Nicaragua aprueba reforma constitucional que excluye a opositores de las elecciones y amplía el mandato presidencial
La Asamblea Nacional de Nicaragua ha dado un paso significativo en la política interna del país al aprobar, en primera legislatura, una reforma constitucional que prohíbe la participación de opositores catalogados como «traidores a la patria» en cargos de elección popular. Además, la medida extiende el mandato presidencial y de otros altos cargos a siete años.
Restricciones para los llamados «traidores a la patria»
La reforma, impulsada por el oficialismo y aprobada por unanimidad en una sesión especial realizada en la ciudad de León, modifica el artículo 47 de la Constitución. Según el nuevo texto, quedan excluidas de candidaturas y de ocupar cargos públicos todas aquellas personas consideradas «traidores a la patria». El término ha sido empleado por el Gobierno de Daniel Ortega para referirse a al menos 452 opositores y críticos, muchos de los cuales han sido despojados de su nacionalidad nicaragüense, incluyendo figuras como los escritores Sergio Ramírez y Gioconda Belli.

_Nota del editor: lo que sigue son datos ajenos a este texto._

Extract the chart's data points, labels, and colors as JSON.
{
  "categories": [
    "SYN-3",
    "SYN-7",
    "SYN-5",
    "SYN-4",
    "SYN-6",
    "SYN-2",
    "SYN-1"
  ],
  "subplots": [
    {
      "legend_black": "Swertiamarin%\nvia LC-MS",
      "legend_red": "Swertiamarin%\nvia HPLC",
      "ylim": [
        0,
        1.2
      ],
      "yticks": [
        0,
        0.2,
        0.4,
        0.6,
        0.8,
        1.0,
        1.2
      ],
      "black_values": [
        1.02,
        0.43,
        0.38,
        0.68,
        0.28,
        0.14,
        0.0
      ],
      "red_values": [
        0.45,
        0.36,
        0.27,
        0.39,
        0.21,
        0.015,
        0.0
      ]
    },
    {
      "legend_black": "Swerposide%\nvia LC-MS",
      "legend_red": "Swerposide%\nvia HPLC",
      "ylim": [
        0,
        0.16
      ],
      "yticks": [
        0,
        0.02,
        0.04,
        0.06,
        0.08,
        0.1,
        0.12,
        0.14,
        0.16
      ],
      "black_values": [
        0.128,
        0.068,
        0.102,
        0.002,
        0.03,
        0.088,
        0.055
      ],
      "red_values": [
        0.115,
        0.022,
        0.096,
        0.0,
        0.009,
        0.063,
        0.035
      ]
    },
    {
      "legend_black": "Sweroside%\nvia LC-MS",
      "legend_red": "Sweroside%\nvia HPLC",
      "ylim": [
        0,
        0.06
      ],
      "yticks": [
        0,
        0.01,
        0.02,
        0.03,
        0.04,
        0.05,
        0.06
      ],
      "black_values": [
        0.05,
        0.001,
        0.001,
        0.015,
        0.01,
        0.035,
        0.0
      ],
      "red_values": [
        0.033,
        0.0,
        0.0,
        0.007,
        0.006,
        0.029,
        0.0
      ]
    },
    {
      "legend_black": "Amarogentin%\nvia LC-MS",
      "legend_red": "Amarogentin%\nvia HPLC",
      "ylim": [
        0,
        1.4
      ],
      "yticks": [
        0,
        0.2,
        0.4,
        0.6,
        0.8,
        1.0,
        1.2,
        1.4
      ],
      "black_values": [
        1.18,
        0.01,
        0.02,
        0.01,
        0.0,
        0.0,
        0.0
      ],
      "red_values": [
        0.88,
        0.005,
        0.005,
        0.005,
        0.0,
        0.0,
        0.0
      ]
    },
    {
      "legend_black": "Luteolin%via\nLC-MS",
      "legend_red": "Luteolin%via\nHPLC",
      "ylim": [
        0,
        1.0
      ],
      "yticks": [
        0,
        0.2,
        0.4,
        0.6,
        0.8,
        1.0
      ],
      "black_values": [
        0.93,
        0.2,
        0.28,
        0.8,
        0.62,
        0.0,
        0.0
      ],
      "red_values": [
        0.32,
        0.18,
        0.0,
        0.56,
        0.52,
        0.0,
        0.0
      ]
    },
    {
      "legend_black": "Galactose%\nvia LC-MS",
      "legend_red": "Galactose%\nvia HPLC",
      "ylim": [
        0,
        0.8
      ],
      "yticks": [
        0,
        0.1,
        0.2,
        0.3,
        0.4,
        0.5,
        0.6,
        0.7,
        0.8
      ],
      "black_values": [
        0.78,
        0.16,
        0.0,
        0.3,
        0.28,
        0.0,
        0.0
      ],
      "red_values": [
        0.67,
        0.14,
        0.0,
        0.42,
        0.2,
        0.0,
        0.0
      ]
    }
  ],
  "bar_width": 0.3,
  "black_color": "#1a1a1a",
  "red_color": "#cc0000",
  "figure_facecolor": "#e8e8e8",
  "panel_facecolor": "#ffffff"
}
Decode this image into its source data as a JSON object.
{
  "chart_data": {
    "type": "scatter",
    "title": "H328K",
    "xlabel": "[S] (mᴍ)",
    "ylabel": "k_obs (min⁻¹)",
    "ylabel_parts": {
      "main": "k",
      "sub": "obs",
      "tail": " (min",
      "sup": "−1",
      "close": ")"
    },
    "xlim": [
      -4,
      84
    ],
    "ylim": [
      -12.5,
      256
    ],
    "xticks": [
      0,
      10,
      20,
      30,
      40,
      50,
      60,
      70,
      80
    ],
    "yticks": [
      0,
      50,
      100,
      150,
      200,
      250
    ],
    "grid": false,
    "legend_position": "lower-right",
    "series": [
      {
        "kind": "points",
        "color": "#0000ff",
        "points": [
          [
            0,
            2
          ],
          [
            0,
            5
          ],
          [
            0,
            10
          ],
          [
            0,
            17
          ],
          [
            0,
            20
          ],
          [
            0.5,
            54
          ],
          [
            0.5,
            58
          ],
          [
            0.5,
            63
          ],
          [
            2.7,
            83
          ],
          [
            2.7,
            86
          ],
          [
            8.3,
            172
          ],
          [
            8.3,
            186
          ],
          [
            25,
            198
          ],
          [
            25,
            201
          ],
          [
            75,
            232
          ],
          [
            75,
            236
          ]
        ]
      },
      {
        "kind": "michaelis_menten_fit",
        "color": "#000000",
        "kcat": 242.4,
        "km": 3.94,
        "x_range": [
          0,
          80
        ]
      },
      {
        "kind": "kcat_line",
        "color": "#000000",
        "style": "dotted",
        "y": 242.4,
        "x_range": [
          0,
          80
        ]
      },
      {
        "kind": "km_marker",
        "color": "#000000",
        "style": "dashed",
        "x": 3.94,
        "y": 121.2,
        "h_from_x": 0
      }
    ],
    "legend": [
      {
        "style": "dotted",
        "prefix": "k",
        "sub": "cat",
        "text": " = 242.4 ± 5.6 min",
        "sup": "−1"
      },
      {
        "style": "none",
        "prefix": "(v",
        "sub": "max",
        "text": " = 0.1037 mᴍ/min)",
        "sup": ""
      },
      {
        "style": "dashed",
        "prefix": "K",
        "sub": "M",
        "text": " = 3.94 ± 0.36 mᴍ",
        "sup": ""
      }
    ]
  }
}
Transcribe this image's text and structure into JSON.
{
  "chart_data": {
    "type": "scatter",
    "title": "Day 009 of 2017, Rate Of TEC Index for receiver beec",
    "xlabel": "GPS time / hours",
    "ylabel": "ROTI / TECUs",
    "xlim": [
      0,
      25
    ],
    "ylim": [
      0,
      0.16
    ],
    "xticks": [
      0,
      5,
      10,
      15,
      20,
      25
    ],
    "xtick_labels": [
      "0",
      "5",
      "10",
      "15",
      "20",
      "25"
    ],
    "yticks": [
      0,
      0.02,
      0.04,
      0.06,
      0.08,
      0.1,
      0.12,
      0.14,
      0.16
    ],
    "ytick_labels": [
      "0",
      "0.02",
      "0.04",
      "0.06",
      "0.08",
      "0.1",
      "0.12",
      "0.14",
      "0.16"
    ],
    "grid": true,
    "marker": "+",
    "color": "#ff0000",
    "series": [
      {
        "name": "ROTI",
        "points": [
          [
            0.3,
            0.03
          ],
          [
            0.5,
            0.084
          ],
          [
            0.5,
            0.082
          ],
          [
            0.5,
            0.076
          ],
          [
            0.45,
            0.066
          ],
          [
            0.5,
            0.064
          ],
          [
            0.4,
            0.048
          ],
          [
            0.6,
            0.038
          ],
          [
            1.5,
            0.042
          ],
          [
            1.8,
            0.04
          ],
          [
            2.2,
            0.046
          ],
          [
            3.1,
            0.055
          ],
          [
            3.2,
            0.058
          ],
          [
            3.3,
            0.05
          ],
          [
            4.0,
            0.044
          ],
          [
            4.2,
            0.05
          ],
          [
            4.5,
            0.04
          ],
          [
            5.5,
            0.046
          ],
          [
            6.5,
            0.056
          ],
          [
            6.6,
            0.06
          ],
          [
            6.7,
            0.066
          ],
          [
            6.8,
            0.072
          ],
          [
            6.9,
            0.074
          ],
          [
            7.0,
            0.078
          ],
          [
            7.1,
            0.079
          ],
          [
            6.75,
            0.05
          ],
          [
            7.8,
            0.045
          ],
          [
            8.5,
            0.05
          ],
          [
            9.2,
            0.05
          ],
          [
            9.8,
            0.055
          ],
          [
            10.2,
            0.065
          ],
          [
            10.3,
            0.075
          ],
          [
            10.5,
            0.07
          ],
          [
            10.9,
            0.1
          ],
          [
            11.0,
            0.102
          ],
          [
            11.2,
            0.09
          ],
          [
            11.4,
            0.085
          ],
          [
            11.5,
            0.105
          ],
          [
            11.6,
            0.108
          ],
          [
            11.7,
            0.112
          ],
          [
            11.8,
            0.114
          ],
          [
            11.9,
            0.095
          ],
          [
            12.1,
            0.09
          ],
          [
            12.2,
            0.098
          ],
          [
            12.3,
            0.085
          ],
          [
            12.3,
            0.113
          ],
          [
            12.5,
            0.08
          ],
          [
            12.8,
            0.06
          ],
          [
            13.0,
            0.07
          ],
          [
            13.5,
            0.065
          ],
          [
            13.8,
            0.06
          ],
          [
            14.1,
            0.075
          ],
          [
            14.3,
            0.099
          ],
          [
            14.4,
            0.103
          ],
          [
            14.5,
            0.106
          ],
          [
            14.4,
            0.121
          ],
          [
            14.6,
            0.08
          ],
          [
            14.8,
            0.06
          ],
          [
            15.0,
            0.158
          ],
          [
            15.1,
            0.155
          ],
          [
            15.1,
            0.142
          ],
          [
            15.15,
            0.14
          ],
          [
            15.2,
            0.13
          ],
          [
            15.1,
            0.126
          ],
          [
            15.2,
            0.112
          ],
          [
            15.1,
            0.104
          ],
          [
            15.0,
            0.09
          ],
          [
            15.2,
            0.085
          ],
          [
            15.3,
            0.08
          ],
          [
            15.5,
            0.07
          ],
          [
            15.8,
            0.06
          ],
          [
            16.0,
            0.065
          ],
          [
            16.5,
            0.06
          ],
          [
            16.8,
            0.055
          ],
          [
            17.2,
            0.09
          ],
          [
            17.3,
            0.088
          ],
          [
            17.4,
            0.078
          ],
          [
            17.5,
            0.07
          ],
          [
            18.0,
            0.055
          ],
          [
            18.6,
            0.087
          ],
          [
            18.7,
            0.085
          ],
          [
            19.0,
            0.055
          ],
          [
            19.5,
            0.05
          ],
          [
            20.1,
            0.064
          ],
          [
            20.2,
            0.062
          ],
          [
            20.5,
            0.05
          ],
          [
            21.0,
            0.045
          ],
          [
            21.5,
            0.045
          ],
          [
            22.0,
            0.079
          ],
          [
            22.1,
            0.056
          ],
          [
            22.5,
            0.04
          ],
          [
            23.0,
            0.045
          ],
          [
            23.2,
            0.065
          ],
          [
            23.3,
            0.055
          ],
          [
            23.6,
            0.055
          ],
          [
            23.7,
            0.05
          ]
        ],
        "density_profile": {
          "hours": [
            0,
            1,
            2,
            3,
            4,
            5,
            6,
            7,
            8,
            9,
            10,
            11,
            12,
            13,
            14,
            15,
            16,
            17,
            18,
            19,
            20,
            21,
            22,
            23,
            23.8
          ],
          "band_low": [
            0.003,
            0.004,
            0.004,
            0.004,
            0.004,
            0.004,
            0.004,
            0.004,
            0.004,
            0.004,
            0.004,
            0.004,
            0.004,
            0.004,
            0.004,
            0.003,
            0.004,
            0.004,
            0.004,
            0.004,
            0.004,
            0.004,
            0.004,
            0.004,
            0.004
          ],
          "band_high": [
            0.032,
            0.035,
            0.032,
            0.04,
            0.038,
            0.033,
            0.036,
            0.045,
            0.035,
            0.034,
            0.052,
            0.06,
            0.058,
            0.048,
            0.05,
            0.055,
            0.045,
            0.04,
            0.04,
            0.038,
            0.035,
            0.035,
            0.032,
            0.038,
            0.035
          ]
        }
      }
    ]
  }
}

El veto se extiende a cualquier persona que haya ejercido liderazgo, financiamiento, participación directa o indirecta, o cualquier vínculo con intentos de golpe de Estado, consumados o no. Asimismo, afecta a quienes sean señalados de menoscabar la soberanía, la independencia o la autodeterminación de Nicaragua, de solicitar o promover injerencia extranjera, o de respaldar sanciones económicas contra el Estado.
- Exclusión de quienes apoyen bloqueos económicos, comerciales o financieros contra Nicaragua.
- Prohibición para quienes reciban financiamiento extranjero para actividades políticas.
- Imposibilidad de integrar juntas directivas de partidos u organizaciones políticas para quienes incurran en estas conductas.
Ampliación del mandato presidencial y de altos cargos
La reforma constitucional también amplía de forma significativa la duración de los mandatos para cargos de elección popular. El nuevo período será de siete años y afectará no solo a la presidencia y copresidencia del país, sino también a diputados, alcaldes, magistrados judiciales y electorales, al fiscal general, al superintendente de bancos, y a los jefes del Ejército y la Policía Nacional.
Para que la reforma entre en vigor, debe ser aprobada en dos legislaturas consecutivas. La próxima sesión legislativa se llevará a cabo entre el 9 de enero y el 15 de diciembre de 2027.
Contexto político: concentración de poder
Daniel Ortega, exguerrillero sandinista de 80 años, ostenta el poder en Nicaragua desde 2007, tras un acuerdo político con el expresidente Arnoldo Alemán que permitió modificar la Constitución y facilitar su reelección con apenas el 35% de los votos. Ortega ya había presidido el país entre 1985 y 1990, y posteriormente regresó al poder tras la reforma electoral.
Desde 2017, Ortega comparte la jefatura de Estado con su esposa, Rosario Murillo, quien ocupa el cargo de copresidenta tras otra reforma constitucional aprobada en 2025. Con esta nueva enmienda, el oficialismo profundiza el control sobre el aparato estatal y limita severamente la participación de la oposición.
Implicaciones electorales
La aprobación de esta reforma se produce después de que Ortega declarara públicamente que «no volverá a haber elecciones» en Nicaragua. Originalmente, las próximas elecciones generales estaban previstas para noviembre de 2026, pero con la extensión del periodo presidencial, se trasladarían a noviembre de 2027.
La medida ha generado preocupación entre organismos internacionales y defensores de derechos humanos, quienes advierten que la reforma consolida la exclusión política de los opositores y refuerza la permanencia del actual Gobierno en el poder.